Mechanism for the failure of the Edwards hypothesis in the Sherrington-Kirkpatrick spin glass

The dynamics of the Sherrington-Kirkpatrick model at $T=0$ starting from random spin configurations is considered. The metastable states reached by such dynamics are atypical of such states as a whole, in that the probability density of site energies, $p\left(\lambda \right)$, is small at $\lambda =0$. Since virtually all metastable states have a much larger $p\left(0\right)$, this behavior demonstrates a qualitative failure of the Edwards hypothesis.
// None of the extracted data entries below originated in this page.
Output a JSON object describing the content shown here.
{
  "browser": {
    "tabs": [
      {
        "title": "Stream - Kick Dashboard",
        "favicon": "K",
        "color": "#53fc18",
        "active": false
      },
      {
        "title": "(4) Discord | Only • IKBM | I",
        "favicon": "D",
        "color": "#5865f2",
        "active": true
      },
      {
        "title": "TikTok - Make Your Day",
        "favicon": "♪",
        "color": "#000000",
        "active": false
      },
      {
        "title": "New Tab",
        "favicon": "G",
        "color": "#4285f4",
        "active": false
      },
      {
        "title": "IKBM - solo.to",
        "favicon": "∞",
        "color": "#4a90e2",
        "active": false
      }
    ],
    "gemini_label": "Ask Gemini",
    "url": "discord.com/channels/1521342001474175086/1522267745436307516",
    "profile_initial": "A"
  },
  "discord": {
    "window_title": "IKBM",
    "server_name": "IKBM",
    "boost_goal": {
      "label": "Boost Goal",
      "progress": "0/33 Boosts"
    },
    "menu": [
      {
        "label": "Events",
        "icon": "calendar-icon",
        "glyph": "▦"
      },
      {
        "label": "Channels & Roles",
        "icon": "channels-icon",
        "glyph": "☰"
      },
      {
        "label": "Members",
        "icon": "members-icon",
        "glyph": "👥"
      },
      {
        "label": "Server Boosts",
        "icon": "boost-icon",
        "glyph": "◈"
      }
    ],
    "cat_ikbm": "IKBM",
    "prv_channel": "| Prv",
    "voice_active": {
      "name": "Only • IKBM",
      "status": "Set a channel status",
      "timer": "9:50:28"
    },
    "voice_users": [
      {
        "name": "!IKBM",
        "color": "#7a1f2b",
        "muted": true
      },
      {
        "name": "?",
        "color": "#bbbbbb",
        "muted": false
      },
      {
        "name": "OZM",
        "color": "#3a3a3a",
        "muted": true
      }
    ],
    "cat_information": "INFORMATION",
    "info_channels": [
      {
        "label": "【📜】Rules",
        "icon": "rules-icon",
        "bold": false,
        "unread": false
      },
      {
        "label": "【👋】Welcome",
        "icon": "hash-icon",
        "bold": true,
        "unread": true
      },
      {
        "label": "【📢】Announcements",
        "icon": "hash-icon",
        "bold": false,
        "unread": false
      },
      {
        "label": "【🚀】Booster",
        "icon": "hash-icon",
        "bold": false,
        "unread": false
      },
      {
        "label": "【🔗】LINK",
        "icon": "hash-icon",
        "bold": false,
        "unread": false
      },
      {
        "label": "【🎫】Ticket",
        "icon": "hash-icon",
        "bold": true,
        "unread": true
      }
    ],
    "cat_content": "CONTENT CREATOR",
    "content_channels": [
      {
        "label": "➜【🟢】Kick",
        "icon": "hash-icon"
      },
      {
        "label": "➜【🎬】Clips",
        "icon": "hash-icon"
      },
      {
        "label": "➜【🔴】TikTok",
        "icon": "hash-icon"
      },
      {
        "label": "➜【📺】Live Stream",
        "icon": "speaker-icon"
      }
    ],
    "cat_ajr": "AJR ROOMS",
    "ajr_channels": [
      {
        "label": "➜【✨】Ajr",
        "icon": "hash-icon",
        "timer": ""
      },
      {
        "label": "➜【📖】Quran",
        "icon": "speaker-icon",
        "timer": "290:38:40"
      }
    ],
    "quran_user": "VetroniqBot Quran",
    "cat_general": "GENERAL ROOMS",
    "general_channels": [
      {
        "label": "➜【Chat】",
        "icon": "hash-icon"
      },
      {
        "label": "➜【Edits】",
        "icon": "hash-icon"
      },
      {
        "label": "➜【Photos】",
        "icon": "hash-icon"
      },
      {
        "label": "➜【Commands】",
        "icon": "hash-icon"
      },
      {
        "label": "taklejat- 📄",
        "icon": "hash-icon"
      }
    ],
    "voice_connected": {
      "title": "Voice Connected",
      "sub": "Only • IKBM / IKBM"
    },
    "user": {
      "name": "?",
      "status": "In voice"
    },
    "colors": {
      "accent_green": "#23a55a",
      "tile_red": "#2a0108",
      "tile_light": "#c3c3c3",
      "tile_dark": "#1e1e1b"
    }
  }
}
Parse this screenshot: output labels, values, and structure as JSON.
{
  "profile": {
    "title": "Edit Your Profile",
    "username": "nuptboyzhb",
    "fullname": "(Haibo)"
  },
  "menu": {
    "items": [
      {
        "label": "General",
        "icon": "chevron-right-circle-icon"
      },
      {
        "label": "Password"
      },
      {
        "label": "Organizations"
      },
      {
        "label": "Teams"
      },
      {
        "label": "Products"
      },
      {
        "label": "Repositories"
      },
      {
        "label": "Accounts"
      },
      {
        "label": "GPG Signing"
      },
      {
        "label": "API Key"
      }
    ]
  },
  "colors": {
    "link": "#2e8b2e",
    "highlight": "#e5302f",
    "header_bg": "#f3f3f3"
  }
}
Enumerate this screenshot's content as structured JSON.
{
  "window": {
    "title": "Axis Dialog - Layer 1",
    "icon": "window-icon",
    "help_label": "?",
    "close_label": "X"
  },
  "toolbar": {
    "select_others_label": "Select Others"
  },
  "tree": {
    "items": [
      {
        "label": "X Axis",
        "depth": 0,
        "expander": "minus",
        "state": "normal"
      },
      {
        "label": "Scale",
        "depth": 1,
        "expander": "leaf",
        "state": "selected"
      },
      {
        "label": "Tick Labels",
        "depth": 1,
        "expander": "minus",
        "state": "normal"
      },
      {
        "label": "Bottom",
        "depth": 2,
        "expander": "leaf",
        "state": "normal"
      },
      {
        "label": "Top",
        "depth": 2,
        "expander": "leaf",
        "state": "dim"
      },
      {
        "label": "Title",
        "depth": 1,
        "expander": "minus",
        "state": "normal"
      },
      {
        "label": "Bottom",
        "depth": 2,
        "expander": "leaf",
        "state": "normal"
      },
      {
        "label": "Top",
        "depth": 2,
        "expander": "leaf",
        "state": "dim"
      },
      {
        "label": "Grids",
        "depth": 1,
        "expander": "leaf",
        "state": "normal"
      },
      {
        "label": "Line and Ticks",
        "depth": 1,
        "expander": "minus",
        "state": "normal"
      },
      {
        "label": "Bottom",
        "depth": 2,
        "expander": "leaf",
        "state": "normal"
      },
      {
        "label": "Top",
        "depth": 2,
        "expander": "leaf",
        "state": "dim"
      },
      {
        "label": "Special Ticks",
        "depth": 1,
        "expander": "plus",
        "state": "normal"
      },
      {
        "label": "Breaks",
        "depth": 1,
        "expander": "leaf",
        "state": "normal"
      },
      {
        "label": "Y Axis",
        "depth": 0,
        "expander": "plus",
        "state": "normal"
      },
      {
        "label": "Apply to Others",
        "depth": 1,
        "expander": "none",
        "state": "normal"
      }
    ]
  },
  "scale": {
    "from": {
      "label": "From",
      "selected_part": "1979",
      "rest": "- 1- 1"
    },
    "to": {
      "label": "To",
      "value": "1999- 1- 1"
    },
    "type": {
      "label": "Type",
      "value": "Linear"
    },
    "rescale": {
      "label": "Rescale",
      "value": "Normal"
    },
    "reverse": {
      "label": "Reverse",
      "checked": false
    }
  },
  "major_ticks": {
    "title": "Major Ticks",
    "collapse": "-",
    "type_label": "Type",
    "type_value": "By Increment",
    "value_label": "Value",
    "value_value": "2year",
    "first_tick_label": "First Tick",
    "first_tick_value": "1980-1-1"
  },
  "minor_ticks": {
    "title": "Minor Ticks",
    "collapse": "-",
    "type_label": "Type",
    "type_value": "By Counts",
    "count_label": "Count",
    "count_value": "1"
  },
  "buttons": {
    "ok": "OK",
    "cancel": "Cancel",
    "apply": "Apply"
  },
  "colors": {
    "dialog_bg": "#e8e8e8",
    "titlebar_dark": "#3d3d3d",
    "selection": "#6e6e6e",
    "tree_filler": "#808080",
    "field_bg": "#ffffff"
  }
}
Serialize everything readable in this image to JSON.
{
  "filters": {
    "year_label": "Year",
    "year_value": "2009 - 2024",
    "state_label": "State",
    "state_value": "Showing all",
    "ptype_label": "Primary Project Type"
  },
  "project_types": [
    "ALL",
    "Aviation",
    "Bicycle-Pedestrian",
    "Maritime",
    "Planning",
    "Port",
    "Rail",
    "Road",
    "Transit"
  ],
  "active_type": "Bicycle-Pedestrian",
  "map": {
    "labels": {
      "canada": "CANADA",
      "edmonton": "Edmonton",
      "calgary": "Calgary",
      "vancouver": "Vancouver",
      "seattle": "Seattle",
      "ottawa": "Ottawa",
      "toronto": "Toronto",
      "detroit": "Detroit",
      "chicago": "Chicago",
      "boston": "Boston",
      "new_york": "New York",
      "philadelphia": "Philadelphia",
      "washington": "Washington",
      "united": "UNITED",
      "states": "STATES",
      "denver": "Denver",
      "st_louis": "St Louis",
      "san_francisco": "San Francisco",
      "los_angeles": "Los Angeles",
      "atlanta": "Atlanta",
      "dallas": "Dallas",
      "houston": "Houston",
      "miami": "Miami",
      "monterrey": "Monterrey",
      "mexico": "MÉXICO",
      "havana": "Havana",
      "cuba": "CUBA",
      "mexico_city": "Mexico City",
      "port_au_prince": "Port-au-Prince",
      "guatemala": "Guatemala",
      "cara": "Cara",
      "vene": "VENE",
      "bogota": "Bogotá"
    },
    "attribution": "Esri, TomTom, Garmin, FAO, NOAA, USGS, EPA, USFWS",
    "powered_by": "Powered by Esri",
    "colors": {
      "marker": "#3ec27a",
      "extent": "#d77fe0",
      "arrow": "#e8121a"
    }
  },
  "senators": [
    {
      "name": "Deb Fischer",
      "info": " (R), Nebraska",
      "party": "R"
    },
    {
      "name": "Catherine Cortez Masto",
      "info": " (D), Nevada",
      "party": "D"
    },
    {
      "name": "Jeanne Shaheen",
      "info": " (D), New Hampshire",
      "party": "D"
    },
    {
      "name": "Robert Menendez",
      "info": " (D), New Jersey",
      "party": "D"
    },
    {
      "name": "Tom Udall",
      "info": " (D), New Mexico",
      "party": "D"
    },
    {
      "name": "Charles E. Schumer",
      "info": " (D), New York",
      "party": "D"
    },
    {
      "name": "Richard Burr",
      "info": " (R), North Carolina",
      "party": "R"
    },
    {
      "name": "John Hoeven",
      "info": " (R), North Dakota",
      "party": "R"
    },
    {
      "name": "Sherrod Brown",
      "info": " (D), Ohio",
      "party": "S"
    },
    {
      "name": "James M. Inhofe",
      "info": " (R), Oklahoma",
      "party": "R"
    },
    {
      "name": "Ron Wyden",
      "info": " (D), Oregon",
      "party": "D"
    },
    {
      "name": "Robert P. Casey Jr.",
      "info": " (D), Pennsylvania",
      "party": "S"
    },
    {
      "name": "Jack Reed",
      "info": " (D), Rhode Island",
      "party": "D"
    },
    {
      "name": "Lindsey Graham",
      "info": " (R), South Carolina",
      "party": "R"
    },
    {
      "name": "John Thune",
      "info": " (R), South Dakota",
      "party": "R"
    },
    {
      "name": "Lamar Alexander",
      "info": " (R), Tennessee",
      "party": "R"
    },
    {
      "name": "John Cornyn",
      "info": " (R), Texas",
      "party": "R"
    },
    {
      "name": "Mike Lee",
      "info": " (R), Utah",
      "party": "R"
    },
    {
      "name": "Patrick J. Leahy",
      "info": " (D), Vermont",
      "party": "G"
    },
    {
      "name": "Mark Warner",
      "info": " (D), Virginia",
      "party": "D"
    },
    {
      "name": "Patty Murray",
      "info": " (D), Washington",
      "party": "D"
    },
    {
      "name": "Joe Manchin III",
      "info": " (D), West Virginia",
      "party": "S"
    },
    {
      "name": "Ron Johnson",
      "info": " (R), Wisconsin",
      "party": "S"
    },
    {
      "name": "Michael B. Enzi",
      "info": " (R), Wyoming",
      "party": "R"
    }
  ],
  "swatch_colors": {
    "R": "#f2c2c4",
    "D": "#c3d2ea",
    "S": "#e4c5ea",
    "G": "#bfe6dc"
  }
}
We look for its origins by modeling the changes in the site energies during the dynamics as a Markov process. We show how the small $p\left(0\right)$ arises from features of the Markov process that have a clear physical basis in the spin glass, and hence explain the failure of the Edwards hypothesis.

Figure 1

Discrepancies between simulations of sequential spin-glass dynamics on a system of 5000 spins and the analytical predictions based on flat-measure assumptions. Left panel, curve (left axis): Complexity of metastable states of energy $E$, $\sum \left(E\right)=(1∕N)\ln N_s\left(E\right)$ for the SK model, where $N_s\left(E\right)$ is the mean number of metastable states with energy $E$. Bar (right axis): Histogram of the converged energies for 65 runs of the sequential spin-glass dynamics. Right panel, curve: Average $p\left(\lambda \right)$ in the metastable states of energy $-0.7$. Histogram: Average $p\left(\lambda \right)$ over the final states of the spin-glass dynamics.

Figure 2

Total changes in the site energies, ${\sum }_i\Delta {\lambda }_{j;i}$ of unflipped spins when all spins with site energies in the ranges $-1.0<{\lambda }_i<-0.5$ are flipped, in configurations generated by 100 (left panel, 671 flipped spins), and 500 (right panel, 420 flipped spins) steps of the greedy algorithm on a system of 5000 spins. This algorithm converged after 2465 flips. The straight lines show linear fits to the data.

Figure 3

The solution to (3), with a Gaussian initial condition and $c=4$ (top three panels) and 8 (lowest panel), for ${\sigma }^2=0$ (top panel), 1 (middle panel), and 4 (lower two panels). Curves are plotted at time intervals of 0.05. The bold curves in the lower two figures are the earliest at which $p(0,t)\approx 0.03$. They agree with the histograms obtained by direct simulation of the population dynamics model with 5000 fields, shown for $c=8$ (crosses).